Monday, January 3, 2011

Empty Light Filled Rooms

We hear a lot about energy use and how we can become more energy efficient, but really, how conscious are we when we use energy? Going into a room, we turn on the lights. Going out, unfortunately, is all to often a different story.

I know because I seem to find empty light-filled rooms all the time, whether I’m visiting others or at home.

Want to bake, we turn on the oven, first thing, and pre-heat for as long as it takes us to read the recipe and mix all the ingredients. Never mind that the oven was preheated long ago. Why we may even accept a phone call in the middle of our work while the oven just keeps pumping out heat. The cake isn’t the only thing rising.

David B. Goldstein has written an easy read of a book, “Invisible Energy Strategies to Rescue the Economy and Save the Planet”. This book will bowl you over with amazing factoids, as well as, well-thought out conclusions from studies that have been done.

David Goldstein is the Energy Director of the Natural Resources Defense Council and a MacArthur “genius award” Fellow and has worked closely with California Energy Commission. California, by the way, is leading in the United States for its energy efficiency standards.

For instance, it might surprise you to learn that “investments in energy efficiency typically earn several times more than any other kind of investment”.

Goldstein also points out that “conservation alone...(like me turning off the lights as I walk down the hall)...without energy efficiency has a limited capacity to make a noticeable difference.

Now, don’t get him wrong. Energy conservation is still very important, and so is buying those energy-saving devices, but, we need much more.

Mr. Goldstein suggests that we need policies of continual support from legislaturers to promote research and development of energy efficiency innovations and technology.

He also states that “Energy efficiency is one of the strongest tools we have at our disposal to recover from the recession”, he posted on Wednesday, May 26, 2010.
There are many interesting things that Mr. Goldstein brings up. Here are a few that particularly grabbed my attention.

The book discusses several ways that energy efficiency goals can promote economic growth, employment and competitiveness.

For example, take markets competing to produce energy efficient products. Awhile back, the gaunlet was thrown down demanding more energy efficiency in refrigerators. Refrigerators were were growing larger and larger and were enormous energy hogs.
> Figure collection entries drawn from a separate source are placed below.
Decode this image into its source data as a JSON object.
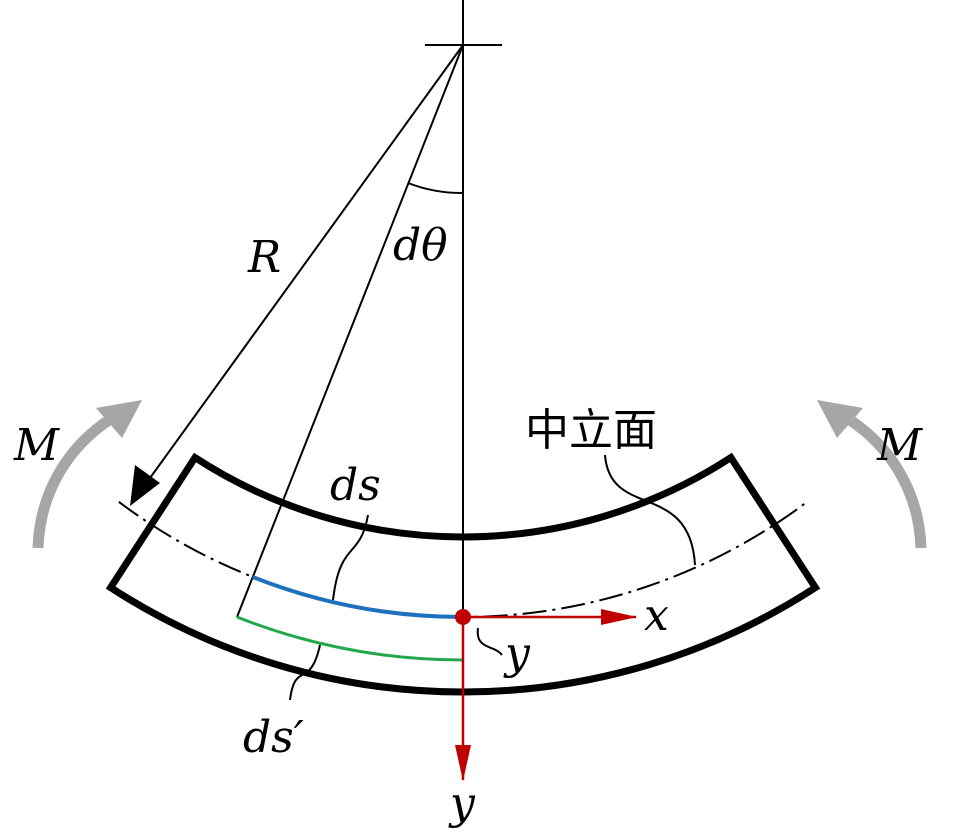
{
  "labels": {
    "radius": "R",
    "angle": "dθ",
    "moment_left": "M",
    "moment_right": "M",
    "neutral_surface": "中立面",
    "ds": "ds",
    "ds_prime": "ds′",
    "x_axis": "x",
    "y_distance": "y",
    "y_axis": "y"
  }
}
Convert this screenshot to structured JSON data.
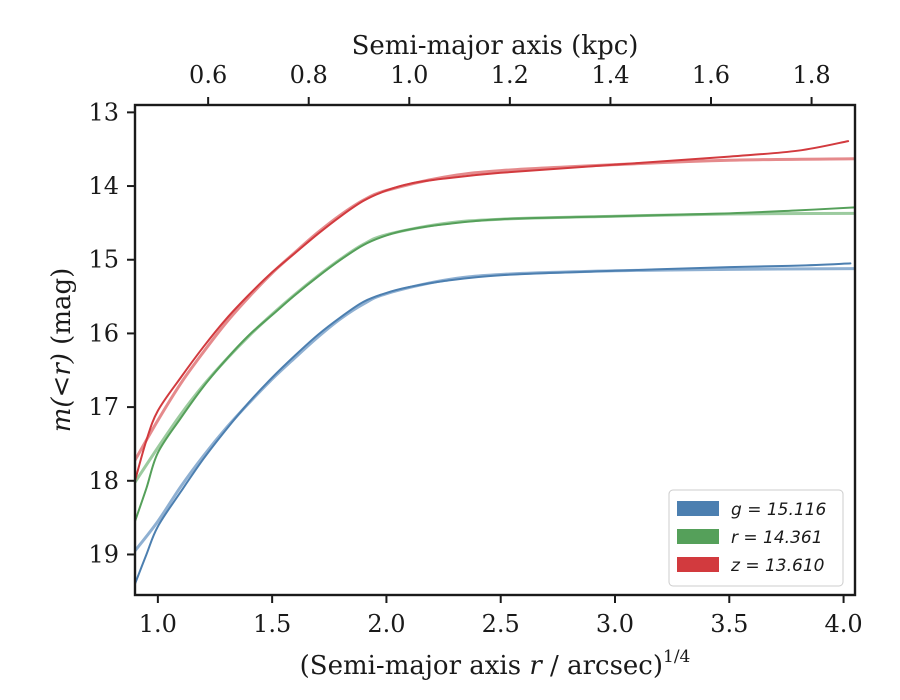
{
  "chart_data": {
    "type": "line",
    "xlabel_prefix": "(Semi-major axis ",
    "xlabel_var": "r",
    "xlabel_suffix": " / arcsec)",
    "xlabel_exponent": "1/4",
    "top_xlabel": "Semi-major axis (kpc)",
    "ylabel_math": "m(<r)",
    "ylabel_unit": " (mag)",
    "xlim": [
      0.9,
      4.05
    ],
    "ylim": [
      19.55,
      12.9
    ],
    "y_inverted": true,
    "x_ticks": [
      "1.0",
      "1.5",
      "2.0",
      "2.5",
      "3.0",
      "3.5",
      "4.0"
    ],
    "x_tick_values": [
      1.0,
      1.5,
      2.0,
      2.5,
      3.0,
      3.5,
      4.0
    ],
    "y_ticks": [
      "13",
      "14",
      "15",
      "16",
      "17",
      "18",
      "19"
    ],
    "y_tick_values": [
      13,
      14,
      15,
      16,
      17,
      18,
      19
    ],
    "top_ticks": [
      "0.6",
      "0.8",
      "1.0",
      "1.2",
      "1.4",
      "1.6",
      "1.8"
    ],
    "top_tick_xvalues": [
      1.22,
      1.66,
      2.1,
      2.54,
      2.98,
      3.42,
      3.86
    ],
    "legend_placement": "lower-right",
    "legend": [
      {
        "label": "g = 15.116",
        "color": "#4c7fb0"
      },
      {
        "label": "r = 14.361",
        "color": "#55a05a"
      },
      {
        "label": "z = 13.610",
        "color": "#d23a3e"
      }
    ],
    "series": [
      {
        "band": "g",
        "color": "#4c7fb0",
        "color_light": "#8fb0d2",
        "data": [
          [
            0.9,
            19.4
          ],
          [
            0.95,
            19.0
          ],
          [
            1.0,
            18.62
          ],
          [
            1.1,
            18.15
          ],
          [
            1.2,
            17.7
          ],
          [
            1.3,
            17.3
          ],
          [
            1.4,
            16.93
          ],
          [
            1.5,
            16.6
          ],
          [
            1.6,
            16.3
          ],
          [
            1.7,
            16.02
          ],
          [
            1.8,
            15.78
          ],
          [
            1.9,
            15.57
          ],
          [
            2.0,
            15.45
          ],
          [
            2.1,
            15.37
          ],
          [
            2.25,
            15.29
          ],
          [
            2.5,
            15.21
          ],
          [
            3.0,
            15.15
          ],
          [
            3.5,
            15.1
          ],
          [
            3.8,
            15.08
          ],
          [
            4.03,
            15.05
          ]
        ],
        "model": [
          [
            0.9,
            18.95
          ],
          [
            1.0,
            18.55
          ],
          [
            1.1,
            18.08
          ],
          [
            1.2,
            17.66
          ],
          [
            1.3,
            17.28
          ],
          [
            1.4,
            16.94
          ],
          [
            1.5,
            16.62
          ],
          [
            1.6,
            16.33
          ],
          [
            1.7,
            16.05
          ],
          [
            1.8,
            15.8
          ],
          [
            1.9,
            15.6
          ],
          [
            2.0,
            15.46
          ],
          [
            2.25,
            15.28
          ],
          [
            2.5,
            15.2
          ],
          [
            3.0,
            15.15
          ],
          [
            3.5,
            15.13
          ],
          [
            4.05,
            15.12
          ]
        ]
      },
      {
        "band": "r",
        "color": "#55a05a",
        "color_light": "#9ccb9f",
        "data": [
          [
            0.9,
            18.55
          ],
          [
            0.95,
            18.1
          ],
          [
            1.0,
            17.62
          ],
          [
            1.1,
            17.15
          ],
          [
            1.2,
            16.72
          ],
          [
            1.3,
            16.35
          ],
          [
            1.4,
            16.02
          ],
          [
            1.5,
            15.75
          ],
          [
            1.6,
            15.48
          ],
          [
            1.7,
            15.23
          ],
          [
            1.8,
            15.0
          ],
          [
            1.9,
            14.8
          ],
          [
            2.0,
            14.67
          ],
          [
            2.1,
            14.59
          ],
          [
            2.25,
            14.52
          ],
          [
            2.5,
            14.45
          ],
          [
            3.0,
            14.41
          ],
          [
            3.5,
            14.37
          ],
          [
            3.8,
            14.33
          ],
          [
            4.05,
            14.29
          ]
        ],
        "model": [
          [
            0.9,
            18.02
          ],
          [
            1.0,
            17.55
          ],
          [
            1.1,
            17.1
          ],
          [
            1.2,
            16.7
          ],
          [
            1.3,
            16.35
          ],
          [
            1.4,
            16.03
          ],
          [
            1.5,
            15.74
          ],
          [
            1.6,
            15.47
          ],
          [
            1.7,
            15.22
          ],
          [
            1.8,
            14.99
          ],
          [
            1.9,
            14.79
          ],
          [
            2.0,
            14.66
          ],
          [
            2.25,
            14.51
          ],
          [
            2.5,
            14.45
          ],
          [
            3.0,
            14.41
          ],
          [
            3.5,
            14.38
          ],
          [
            4.05,
            14.37
          ]
        ]
      },
      {
        "band": "z",
        "color": "#d23a3e",
        "color_light": "#e58a8c",
        "data": [
          [
            0.9,
            18.0
          ],
          [
            0.95,
            17.45
          ],
          [
            1.0,
            17.05
          ],
          [
            1.1,
            16.6
          ],
          [
            1.2,
            16.18
          ],
          [
            1.3,
            15.8
          ],
          [
            1.4,
            15.47
          ],
          [
            1.5,
            15.17
          ],
          [
            1.6,
            14.91
          ],
          [
            1.7,
            14.65
          ],
          [
            1.8,
            14.41
          ],
          [
            1.9,
            14.2
          ],
          [
            2.0,
            14.06
          ],
          [
            2.1,
            13.97
          ],
          [
            2.25,
            13.9
          ],
          [
            2.5,
            13.82
          ],
          [
            3.0,
            13.71
          ],
          [
            3.5,
            13.6
          ],
          [
            3.8,
            13.52
          ],
          [
            4.02,
            13.39
          ]
        ],
        "model": [
          [
            0.9,
            17.72
          ],
          [
            1.0,
            17.18
          ],
          [
            1.1,
            16.68
          ],
          [
            1.2,
            16.25
          ],
          [
            1.3,
            15.85
          ],
          [
            1.4,
            15.5
          ],
          [
            1.5,
            15.18
          ],
          [
            1.6,
            14.9
          ],
          [
            1.7,
            14.63
          ],
          [
            1.8,
            14.39
          ],
          [
            1.9,
            14.19
          ],
          [
            2.0,
            14.06
          ],
          [
            2.25,
            13.88
          ],
          [
            2.5,
            13.79
          ],
          [
            3.0,
            13.71
          ],
          [
            3.5,
            13.65
          ],
          [
            4.05,
            13.63
          ]
        ]
      }
    ]
  }
}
The result was that refrigerators have improved their efficiency at a rate of 4 to 5 percent annually. Over the last 30 years, that rate of improvement translates to an energy savings of 70 percent.

So, energy efficiency products do not translate to higher costs or less performance. Refrigerators are a shining example of how painless and rewarding energy efficiency has been for consumers.

Television manufacturers have found that reduction in energy use does not cost consumers more money, nor does it cut back on the performance of televisions. The LED flat screen televisions are a good example of that.

To see how energy efficiency promotes economic growth requires a short glance back in time. I grew up in a time when the next generation was able to climb on the shoulders of those that came before.

We were able to boost ourselves up to a more economical prosperous level. That the next generation would succeed further than the last was a mantra everyone knew.

As of the 1970s, that mantra has been pushed aside and over the decades since, we have come woefully short of a prosperous generation. In fact, our median household income has only increased 15 percent since the 1970s. Most of that increase was in 2007 and attributed to the households having two breadwinners.

Goldstein states that the prosperity growth trend abruptly stopped with the energy crises in 1973. A similar stage was set in 1979 when energy prices spiked and caused serious economic problems. Again, in 2008, we see another energy crises at the bottom of an economic turndown.

How we had addressed these crises caused household incomes to stall, unemployment to increase and the gross domestic product to suffer. In simple terms, the 1980s had 10 percent unemployment, more than we see now in this economic turndown, with interest rates as high as 18 percent.

Mr. Goldstein goes on to show how energy efficiency policies could be put to work quickly and effectively to prevent similar and perhaps larger economic blow outs, foster greater economic growth and drastically reduce greenhouse gas emissions.

This book is a must read. One more point that should wake up some curiosity at least.

The mantra for real estate of location, location, location has a slightly different meaning when Mr. Goldstein equates it with the mortgage crises.

From studies, it seems the highest rates of default in the mortgage crises were located in the “remote fringes of major metropolitan areas where the need to drive and the associated costs of transportation are the greatest”.

Places that have the higher location efficiency, that is, how much is saved in transportation costs, had the lowest number of defaults.

Mr. Goldstein proposes a pretty easy solution for this, but I’ll let you read the book to find out.